He threw his head back and laughed with real amusement.  “That’s exactly what you were doing, and the fact that you don’t even realize it is actually sort of adorable.”

Her eyes narrowed.  Adorable had never been a word easily applied to her.  “Fine.  Tell me again.”  She pushed away from her laptop to give him her undivided attention.

It didn’t seem to faze him.  He paused to take a drink from the soda before answering.  “It was pretty easy to reassemble the skeleton.  Most of it was intact.  I’m guessing the beating it took while in the river jarred some of the bones loose.  That river flooded five years ago.  Regardless of when the body was dumped, the bag could have moved quite a way from its original dumpsite, and come into contact with logs and all sort of debris.”

He paused to reach over and push a strand of hair away from her face.  The intimacy of the act had her jerking away, an involuntary reaction.  

His eyes glinting, he continued.  “Preliminary examination indicates that the skeleton found today is female.  The measurements of the pelvis and examination of the skull made that an easy call.  Almost certainly Caucasian.  She was likely between the ages of twenty-eight and thirty-five at death, because her collarbone is completely fused, but the sagittal suture on the cranium isn’t.  I did the measurements and x-rays necessary to submit the dental findings to an odontologist.  Is there one the DCI uses?”

Lucy nodded.  “Dr.

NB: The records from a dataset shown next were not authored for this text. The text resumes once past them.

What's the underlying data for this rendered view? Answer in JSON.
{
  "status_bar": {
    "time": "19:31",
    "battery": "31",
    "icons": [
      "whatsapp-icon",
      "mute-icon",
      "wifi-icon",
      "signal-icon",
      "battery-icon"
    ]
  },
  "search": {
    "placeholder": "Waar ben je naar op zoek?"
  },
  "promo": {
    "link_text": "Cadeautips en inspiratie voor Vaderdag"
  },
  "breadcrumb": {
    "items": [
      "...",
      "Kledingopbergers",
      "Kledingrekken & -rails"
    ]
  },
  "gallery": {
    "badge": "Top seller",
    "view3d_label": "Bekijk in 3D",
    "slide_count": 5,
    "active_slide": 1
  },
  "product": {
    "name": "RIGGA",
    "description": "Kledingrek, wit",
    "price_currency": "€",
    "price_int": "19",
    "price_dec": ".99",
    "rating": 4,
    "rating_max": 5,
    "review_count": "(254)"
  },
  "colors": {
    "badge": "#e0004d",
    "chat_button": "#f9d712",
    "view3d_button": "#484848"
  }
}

Harvey Lind at the U of I College of Dentistry.”

“He’d be able to verify my estimate of age when I send him the information I put together.  And the submission of the data for matching dental records might make this victim a relatively simple ID.”

“If she was from in-state,” murmured Lucy.  Some of the six victims that had been found in fresh graves atop burial vaults had been kidnapped from outside Iowa.

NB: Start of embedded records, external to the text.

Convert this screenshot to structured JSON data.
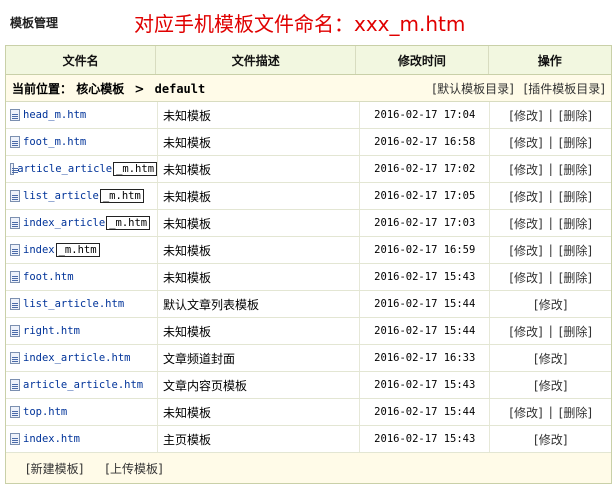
{
  "panel": {
    "title": "模板管理",
    "annotation": "对应手机模板文件命名：xxx_m.htm"
  },
  "table": {
    "headers": [
      "文件名",
      "文件描述",
      "修改时间",
      "操作"
    ],
    "location": {
      "prefix": "当前位置：",
      "root": "核心模板",
      "separator": ">",
      "current": "default"
    },
    "top_links": [
      "[默认模板目录]",
      "[插件模板目录]"
    ],
    "rows": [
      {
        "name": "head_m.htm",
        "desc": "未知模板",
        "time": "2016-02-17 17:04",
        "edit": "[修改]",
        "sep": "|",
        "del": "[删除]"
      },
      {
        "name": "foot_m.htm",
        "desc": "未知模板",
        "time": "2016-02-17 16:58",
        "edit": "[修改]",
        "sep": "|",
        "del": "[删除]"
      },
      {
        "name": "article_article",
        "suffix": "_m.htm",
        "desc": "未知模板",
        "time": "2016-02-17 17:02",
        "edit": "[修改]",
        "sep": "|",
        "del": "[删除]"
      },
      {
        "name": "list_article",
        "suffix": "_m.htm",
        "desc": "未知模板",
        "time": "2016-02-17 17:05",
        "edit": "[修改]",
        "sep": "|",
        "del": "[删除]"
      },
      {
        "name": "index_article",
        "suffix": "_m.htm",
        "desc": "未知模板",
        "time": "2016-02-17 17:03",
        "edit": "[修改]",
        "sep": "|",
        "del": "[删除]"
      },
      {
        "name": "index",
        "suffix": "_m.htm",
        "desc": "未知模板",
        "time": "2016-02-17 16:59",
        "edit": "[修改]",
        "sep": "|",
        "del": "[删除]"
      },
      {
        "name": "foot.htm",
        "desc": "未知模板",
        "time": "2016-02-17 15:43",
        "edit": "[修改]",
        "sep": "|",
        "del": "[删除]"
      },
      {
        "name": "list_article.htm",
        "desc": "默认文章列表模板",
        "time": "2016-02-17 15:44",
        "edit": "[修改]"
      },
      {
        "name": "right.htm",
        "desc": "未知模板",
        "time": "2016-02-17 15:44",
        "edit": "[修改]",
        "sep": "|",
        "del": "[删除]"
      },
      {
        "name": "index_article.htm",
        "desc": "文章频道封面",
        "time": "2016-02-17 16:33",
        "edit": "[修改]"
      },
      {
        "name": "article_article.htm",
        "desc": "文章内容页模板",
        "time": "2016-02-17 15:43",
        "edit": "[修改]"
      },
      {
        "name": "top.htm",
        "desc": "未知模板",
        "time": "2016-02-17 15:44",
        "edit": "[修改]",
        "sep": "|",
        "del": "[删除]"
      },
      {
        "name": "index.htm",
        "desc": "主页模板",
        "time": "2016-02-17 15:43",
        "edit": "[修改]"
      }
    ],
    "footer": {
      "new_label": "[新建模板]",
      "upload_label": "[上传模板]"
    }
  }
}
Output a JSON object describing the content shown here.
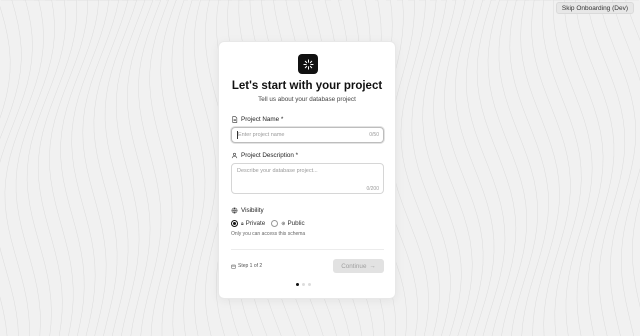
{
  "header": {
    "skip_label": "Skip Onboarding (Dev)"
  },
  "card": {
    "title": "Let's start with your project",
    "subtitle": "Tell us about your database project",
    "logo_icon": "sparkle-icon"
  },
  "project_name": {
    "label": "Project Name *",
    "placeholder": "Enter project name",
    "value": "",
    "counter": "0/50"
  },
  "project_description": {
    "label": "Project Description *",
    "placeholder": "Describe your database project...",
    "value": "",
    "counter": "0/200"
  },
  "visibility": {
    "label": "Visibility",
    "options": [
      {
        "label": "Private",
        "icon": "lock-icon",
        "selected": true
      },
      {
        "label": "Public",
        "icon": "globe-icon",
        "selected": false
      }
    ],
    "hint": "Only you can access this schema"
  },
  "footer": {
    "step_text": "Step 1 of 2",
    "continue_label": "Continue",
    "continue_enabled": false,
    "progress_dots": {
      "count": 3,
      "active": 1
    }
  },
  "colors": {
    "primary": "#111111",
    "background": "#f1f1f1",
    "disabled_button": "#e2e2e2"
  }
}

He reached into his back jeans pocket and withdrew a badly mangled bag of M&M’s.  “I examined the auricular surface of the ilium, the sternal ends of the right ribs three through five and pubic symphysis and did a comparison against a database of standard markers.”  

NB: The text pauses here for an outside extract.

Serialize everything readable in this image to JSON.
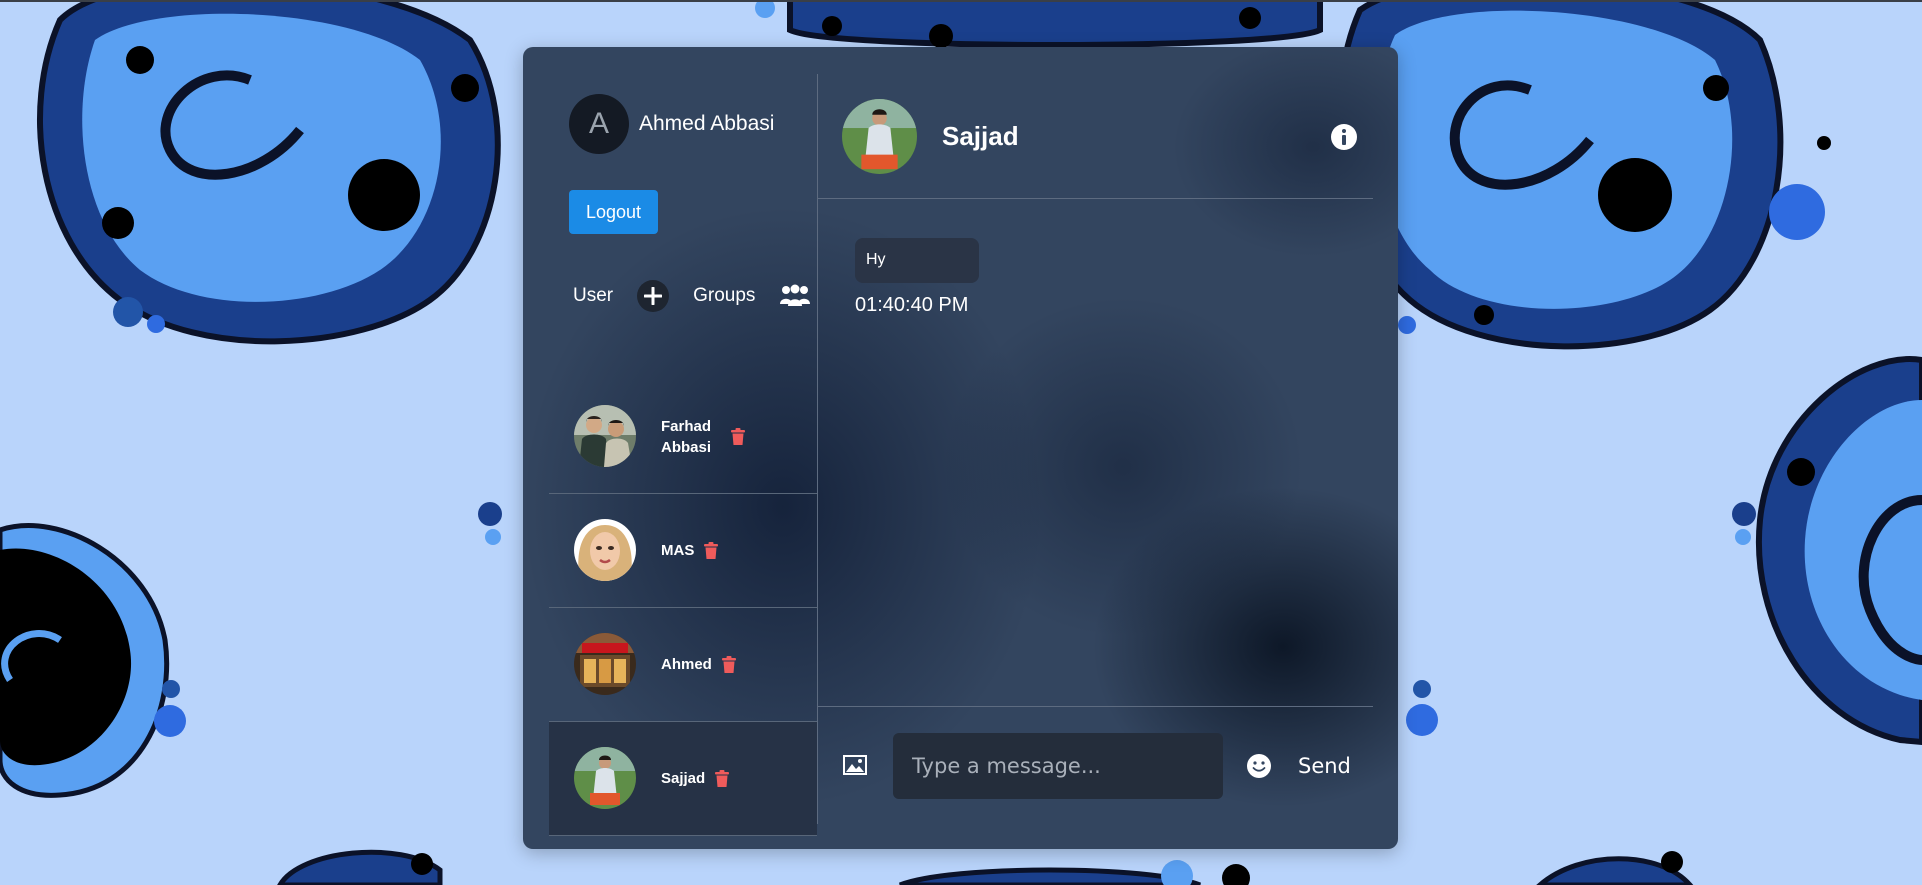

Ripping open the bag, he poured some into his palm as he spoke.  “Hyoid bone was fractured, indicating a possibility the victim had been strangled.  Can’t rule out the possibility that the damage occurred from the impact of the bag coming in contact with something in the river.  But the spiral fracture of the ulna was definitely perimortem.”  

Lucy eyed him as he popped the candy into his mouth.  Chewed.  She had an ongoing feud with the office vending machine.  Working late as often as she did, she didn’t always get regular meals.  The machine inhaled her money but steadfastly refused to return the items she selected.  It had a particularly suspicious habit of providing stale peanuts whenever she desperately craved chocolate.

It went to figure that Connerly could coax the recalcitrant machine to part with the sweets when she couldn’t.  He seemed to have the touch, with women and machines alike.  Discomfited by the thought, she belatedly tuned into his words again.

“Perimortem?  You found signs of healing before death?”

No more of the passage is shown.